PBBM says ICC threat to sovereignty, gov't will not cooperate in probe

President Ferdinand Romualdez Marcos Jr. leads the official launch of the lung transplant program of the Lung Center of the Philippines and National Kidney Transplant Institute at the Lung Center of the Philippines in Quezon City on 23 January 2024.
President Ferdinand Romualdez Marcos Jr. leads the official launch of the lung transplant program of the Lung Center of the Philippines and National Kidney Transplant Institute at the Lung Center of the Philippines in Quezon City on 23 January 2024. Yummie Dingding | PPA POOL

President Ferdinand Marcos Jr. on Tuesday said that the International Criminal Court is a threat to the country's sovereignty as he reiterated his stance that he does not recognize the jurisdiction of the ICC in the Philippines.

In a media interview after launching the Lung Transplant Program of the Lung Center of the Philippines, Marcos said that the government will not lift a finger to assist ICC in any way on the investigation into the Philippines' war on drugs.

"Let me say this for the 100th time," Marcos declared, "I do not recognize the jurisdiction of the ICC in the Philippines. I consider this a blatant threat to our sovereignty."
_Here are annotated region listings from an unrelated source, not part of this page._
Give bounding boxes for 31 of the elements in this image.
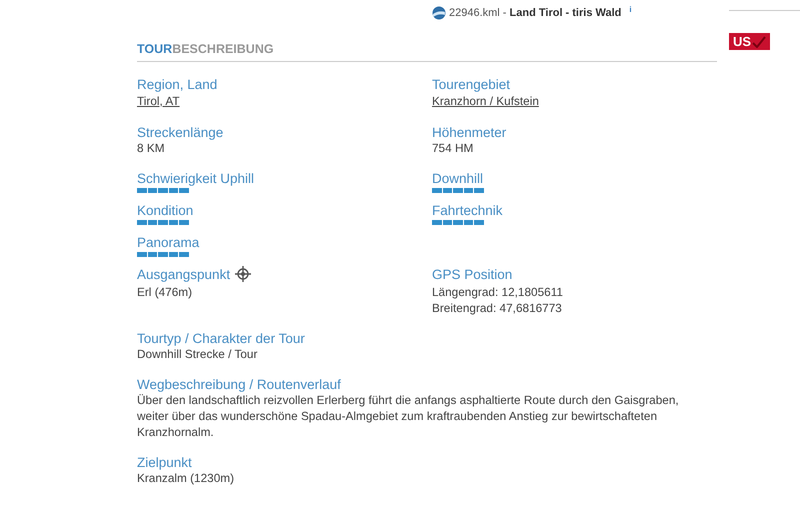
field-label: Streckenlänge <box>137 124 224 140</box>
field-label: Zielpunkt <box>137 454 192 470</box>
field-label: Panorama <box>137 234 200 250</box>
section-title: TOURBESCHREIBUNG <box>137 42 717 62</box>
field-label: Region, Land <box>137 76 218 92</box>
field-value: 754 HM <box>432 140 474 156</box>
field-value: Kranzalm (1230m) <box>137 470 236 486</box>
field-value: Breitengrad: 47,6816773 <box>432 300 563 316</box>
field-value: 8 KM <box>137 140 166 156</box>
field-value: Längengrad: 12,1805611 <box>432 284 564 300</box>
field-label: Ausgangspunkt <box>137 266 230 282</box>
field-label: Downhill <box>432 170 484 186</box>
crosshair-icon[interactable] <box>234 264 252 282</box>
globe-icon <box>432 6 446 20</box>
field-label: Tourtyp / Charakter der Tour <box>137 330 305 346</box>
field-link[interactable]: Kranzhorn / Kufstein <box>432 93 539 109</box>
info-mark[interactable]: i <box>629 5 632 14</box>
field-value: Downhill Strecke / Tour <box>137 346 258 362</box>
field-label: Wegbeschreibung / Routenverlauf <box>137 376 341 392</box>
field-link[interactable]: Tirol, AT <box>137 93 180 109</box>
field-label: GPS Position <box>432 266 512 282</box>
field-label: Kondition <box>137 202 194 218</box>
field-value: Erl (476m) <box>137 284 194 300</box>
language-badge[interactable]: US <box>729 33 770 50</box>
field-label: Höhenmeter <box>432 124 506 140</box>
check-icon <box>752 36 766 48</box>
field-label: Schwierigkeit Uphill <box>137 170 254 186</box>
field-label: Tourengebiet <box>432 76 510 92</box>
field-value: Über den landschaftlich reizvollen Erlerberg führt die anfangs asphaltierte Route durch den Gaisgraben, weiter über das wunderschöne Spadau-Almgebiet zum kraftraubenden Anstieg zur bewirtschafteten Kranzhornalm. <box>137 392 680 440</box>
field-label: Fahrtechnik <box>432 202 503 218</box>
kml-link[interactable]: 22946.kml - Land Tirol - tiris Wald <box>449 7 622 19</box>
Despite acknowledging that ordinary individuals – including ICC representatives – are allowed to visit the Philippines, Marcos made it clear that the government would not cooperate in the investigation "in any way, shape, or form."

Marcos also vowed they are closely monitoring the ICC personnel closely to ensure they do not come into contact with any government agency.

"If they attempt to contact any government agency, whether it be the police or local government, they should not be responded to. That is our response. We do not recognize your jurisdiction; therefore, we will not assist in any way, shape, or form in any investigation that the ICC is doing in the Philippines," Marcos said.

Former senator Antonio Trillanes said on Sunday that ICC investigators had already arrived the Philippines to collect evidence related to the Duterte administration's drug war.

Trillanes, citing insider information, said that an arrest warrant against former president Rodrigo Duterte will be out soon.

He also suggested that the ICC's return would be aimed at gathering sufficient evidence for individuals at a secondary level of accusation or respondents.

Last Monday, Senator Ronald "Bato" dela Rosa told Marcos to be "man enough" by telling the public that the government have already allowed the entry of ICC investigators into the Philippines.

"What I’m asking for this government is to be man enough to please tell us what is the real score. Just let us know and we don't have problem with that. There's no transaction happening behind the scenes anyway," dela Rosa said.

"If back then you told me they couldn't enter, and now the situation has changed, and you have agreed, please inform us. You are our President. You are our leader. Tell us, we know what to do," Dela Rosa added.